Conservation land grows in Mahoning County

With a strong conservation ethic, Andy Baltes always knew he wanted to preserve his family farm in Mahoning County.

“There are many ways individuals can permanently preserve their property,” explained Alex Czayka, senior vice president of conservation transactions for Western Reserve Land Conservancy. “Mr. Baltes achieved his conservation dreams by donating conservation easements on two farmland properties to the Land Conservancy.”

Baltes, a third-generation farmer, manages the family grain farm with his son, A.J. Though the farm operated as a dairy for decades, Baltes transitioned to growing grain and cover crops within the past few years. The donated conservation easements prevent future development of the 231-acre and 159-acre tracts of land, while allowing for continued use and management of forested and agricultural lands.
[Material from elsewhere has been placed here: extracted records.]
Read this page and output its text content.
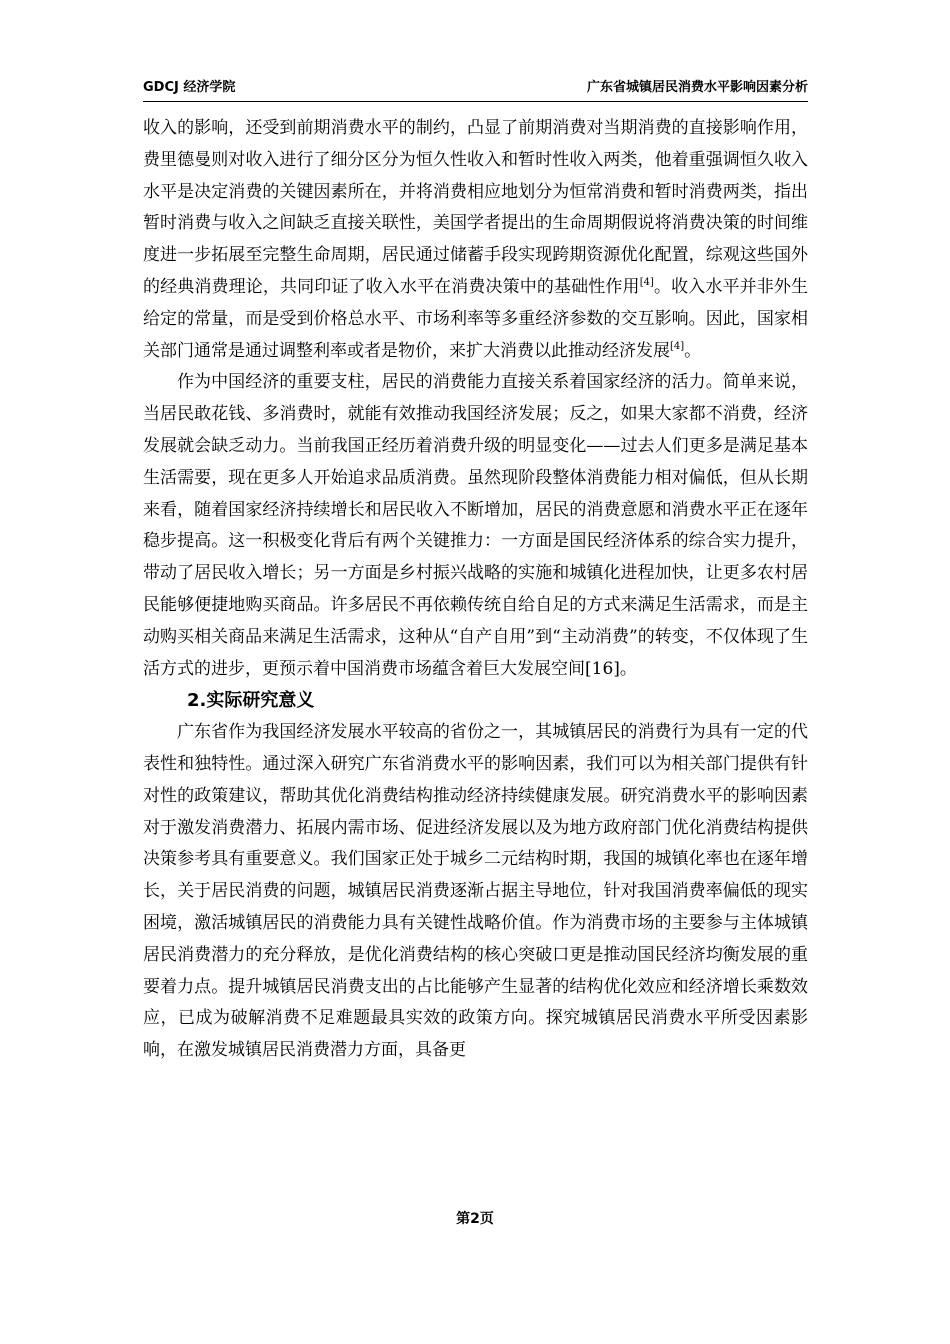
GDCJ 经济学院	广东省城镇居民消费水平影响因素分析

收入的影响，还受到前期消费水平的制约，凸显了前期消费对当期消费的直接影响作用，费里德曼则对收入进行了细分区分为恒久性收入和暂时性收入两类，他着重强调恒久收入水平是决定消费的关键因素所在，并将消费相应地划分为恒常消费和暂时消费两类，指出暂时消费与收入之间缺乏直接关联性，美国学者提出的生命周期假说将消费决策的时间维度进一步拓展至完整生命周期，居民通过储蓄手段实现跨期资源优化配置，综观这些国外的经典消费理论，共同印证了收入水平在消费决策中的基础性作用[4]。收入水平并非外生给定的常量，而是受到价格总水平、市场利率等多重经济参数的交互影响。因此，国家相关部门通常是通过调整利率或者是物价，来扩大消费以此推动经济发展[4]。

作为中国经济的重要支柱，居民的消费能力直接关系着国家经济的活力。简单来说，当居民敢花钱、多消费时，就能有效推动我国经济发展；反之，如果大家都不消费，经济发展就会缺乏动力。当前我国正经历着消费升级的明显变化——过去人们更多是满足基本生活需要，现在更多人开始追求品质消费。虽然现阶段整体消费能力相对偏低，但从长期来看，随着国家经济持续增长和居民收入不断增加，居民的消费意愿和消费水平正在逐年稳步提高。这一积极变化背后有两个关键推力：一方面是国民经济体系的综合实力提升，带动了居民收入增长；另一方面是乡村振兴战略的实施和城镇化进程加快，让更多农村居民能够便捷地购买商品。许多居民不再依赖传统自给自足的方式来满足生活需求，而是主动购买相关商品来满足生活需求，这种从“自产自用”到“主动消费”的转变，不仅体现了生活方式的进步，更预示着中国消费市场蕴含着巨大发展空间[16]。

2.实际研究意义

广东省作为我国经济发展水平较高的省份之一，其城镇居民的消费行为具有一定的代表性和独特性。通过深入研究广东省消费水平的影响因素，我们可以为相关部门提供有针对性的政策建议，帮助其优化消费结构推动经济持续健康发展。研究消费水平的影响因素对于激发消费潜力、拓展内需市场、促进经济发展以及为地方政府部门优化消费结构提供决策参考具有重要意义。我们国家正处于城乡二元结构时期，我国的城镇化率也在逐年增长，关于居民消费的问题，城镇居民消费逐渐占据主导地位，针对我国消费率偏低的现实困境，激活城镇居民的消费能力具有关键性战略价值。作为消费市场的主要参与主体城镇居民消费潜力的充分释放，是优化消费结构的核心突破口更是推动国民经济均衡发展的重要着力点。提升城镇居民消费支出的占比能够产生显著的结构优化效应和经济增长乘数效应，已成为破解消费不足难题最具实效的政策方向。探究城镇居民消费水平所受因素影响，在激发城镇居民消费潜力方面，具备更

第2页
In addition to the donation of easements, Baltes created and restored small wetlands on the property to trap sediment and nutrient runoff, one of the many conservation practices employed by Andy and A.J.

“We’ve always been a conservation-minded family,” noted Andy Baltes. “I wanted to ensure that this land would never be developed and the work we’ve done to improve our natural world would continue.”

The permanent conservation of the 390-acre Baltes Farm more than doubles the amount of land conserved by Western Reserve Land Conservancy in Mahoning County. Czayka noted, “We are excited to expand our work in this part of our region and grateful to work with landowners like Andy and A.J. who are tremendous stewards of the land.”